Maria José Rijo # O Gato Pias – Perder e Ganhar
Perder e ganhar são palavras tão correntes, tantas vezes repetidas a propósito de tudo e de nada que penso valer a pena meditar um pouco nelas.
Afinal, o que é perder e o que é ganhar?
Será que se ganha quando se pode por o pé sobre o peito do adversário deitado por terra, como é de uso ver nas fotografias de caça, mormente se a peça abatida tem peso e tamanho de vulto?
Será?
Será que alguém se pode considerar vencedor porque dispondo de poder como o caçador dispõe da arma subjuga e cala os adversários, será?
Então se assim é porquê a preocupação permanente de algumas pessoas em aproveitar a propósito e a despropósito circunstâncias de acaso querendo-as transformar em oportunidades – que em verdade não o são, e só colocam mal quem, sem sentido algum de conveniências, exibe o seu mau gosto, falta de educação, e falta de respeito pelos outros – para exultantes, pisarem no seu semelhante?
Será assim tão incontrolável a necessidade de se justificarem perante os outros, sendo, como se fazem crer, tão donos das verdades e das soluções?
Na realidade arrogância não significa segurança, nem certeza de coisa alguma.
Arrogância pode muito bem significar insegurança e medo, esforço irreprimível para abafar a incomodidade da consciência que jamais adormece...
Um vencedor não se define por falar de poleiro.
Nunca será vencedor quem nada acata dos sentimentos dos outros e faz e desfaz obras de outrém só porque detém o mando e quer, e pode, exibir a sua força.

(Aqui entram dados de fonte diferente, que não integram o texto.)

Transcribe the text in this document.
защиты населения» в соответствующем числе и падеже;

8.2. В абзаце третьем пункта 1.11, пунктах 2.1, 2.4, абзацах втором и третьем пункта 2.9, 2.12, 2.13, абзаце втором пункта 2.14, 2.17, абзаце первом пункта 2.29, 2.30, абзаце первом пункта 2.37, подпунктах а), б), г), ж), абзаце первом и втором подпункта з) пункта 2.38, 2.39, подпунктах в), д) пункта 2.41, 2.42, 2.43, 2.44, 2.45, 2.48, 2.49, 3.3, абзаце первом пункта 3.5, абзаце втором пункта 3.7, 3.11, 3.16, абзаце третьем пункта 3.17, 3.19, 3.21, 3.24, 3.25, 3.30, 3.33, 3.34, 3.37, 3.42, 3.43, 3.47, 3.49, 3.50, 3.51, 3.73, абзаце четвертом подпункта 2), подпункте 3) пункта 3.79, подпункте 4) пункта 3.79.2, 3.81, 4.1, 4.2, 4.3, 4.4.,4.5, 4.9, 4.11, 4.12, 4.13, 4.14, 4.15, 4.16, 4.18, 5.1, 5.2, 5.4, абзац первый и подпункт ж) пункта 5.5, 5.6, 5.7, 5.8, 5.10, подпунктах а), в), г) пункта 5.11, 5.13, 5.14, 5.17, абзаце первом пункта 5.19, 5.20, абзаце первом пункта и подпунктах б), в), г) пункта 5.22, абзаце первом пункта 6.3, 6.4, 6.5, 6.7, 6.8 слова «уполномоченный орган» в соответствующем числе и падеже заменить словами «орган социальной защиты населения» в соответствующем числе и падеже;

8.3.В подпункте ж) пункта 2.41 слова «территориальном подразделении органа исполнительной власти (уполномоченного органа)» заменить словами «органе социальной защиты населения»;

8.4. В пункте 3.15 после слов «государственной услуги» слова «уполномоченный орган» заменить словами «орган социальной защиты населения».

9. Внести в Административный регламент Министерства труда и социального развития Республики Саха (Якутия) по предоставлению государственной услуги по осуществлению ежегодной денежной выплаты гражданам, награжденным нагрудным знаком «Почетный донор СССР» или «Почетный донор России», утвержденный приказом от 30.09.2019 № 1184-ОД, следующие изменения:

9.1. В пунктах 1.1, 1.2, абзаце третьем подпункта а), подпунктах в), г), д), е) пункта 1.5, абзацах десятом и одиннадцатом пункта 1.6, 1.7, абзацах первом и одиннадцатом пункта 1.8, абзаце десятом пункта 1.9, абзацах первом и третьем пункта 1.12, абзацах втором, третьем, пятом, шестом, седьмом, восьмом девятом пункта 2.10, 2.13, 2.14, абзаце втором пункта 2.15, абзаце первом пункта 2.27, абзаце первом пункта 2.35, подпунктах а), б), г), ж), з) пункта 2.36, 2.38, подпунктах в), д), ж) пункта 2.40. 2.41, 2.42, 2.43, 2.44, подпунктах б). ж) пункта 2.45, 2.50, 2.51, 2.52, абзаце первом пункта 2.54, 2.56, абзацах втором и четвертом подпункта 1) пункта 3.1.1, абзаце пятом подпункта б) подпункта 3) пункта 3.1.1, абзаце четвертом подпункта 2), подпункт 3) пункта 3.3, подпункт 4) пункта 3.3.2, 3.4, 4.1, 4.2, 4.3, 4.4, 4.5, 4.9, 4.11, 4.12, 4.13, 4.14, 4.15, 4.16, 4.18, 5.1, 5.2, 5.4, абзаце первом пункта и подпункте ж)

Penso que não serão jamais esses os vencedores.
Vencedor é quem resiste.
Vencedor pode ser quem na aparência perde, mas luta, arrisca, sofre, suporta incompreensões, incómodos, grosserias, sarcasmos soezes, mas não se nega à luta de rosto descoberto.
Vencedor é quem entra na contenda sabendo que lhe falta a força, o poder, mas não dobra porque lhe sobra consciência dos seus direitos e dos seus deveres, da sua obrigação de não renegar aquilo em que acredita.
Pensava nestas e em outras coisas. Pensava, porque lendo jornais, escutando noticiários, até vendo novelas, a reflexão se nos impõe.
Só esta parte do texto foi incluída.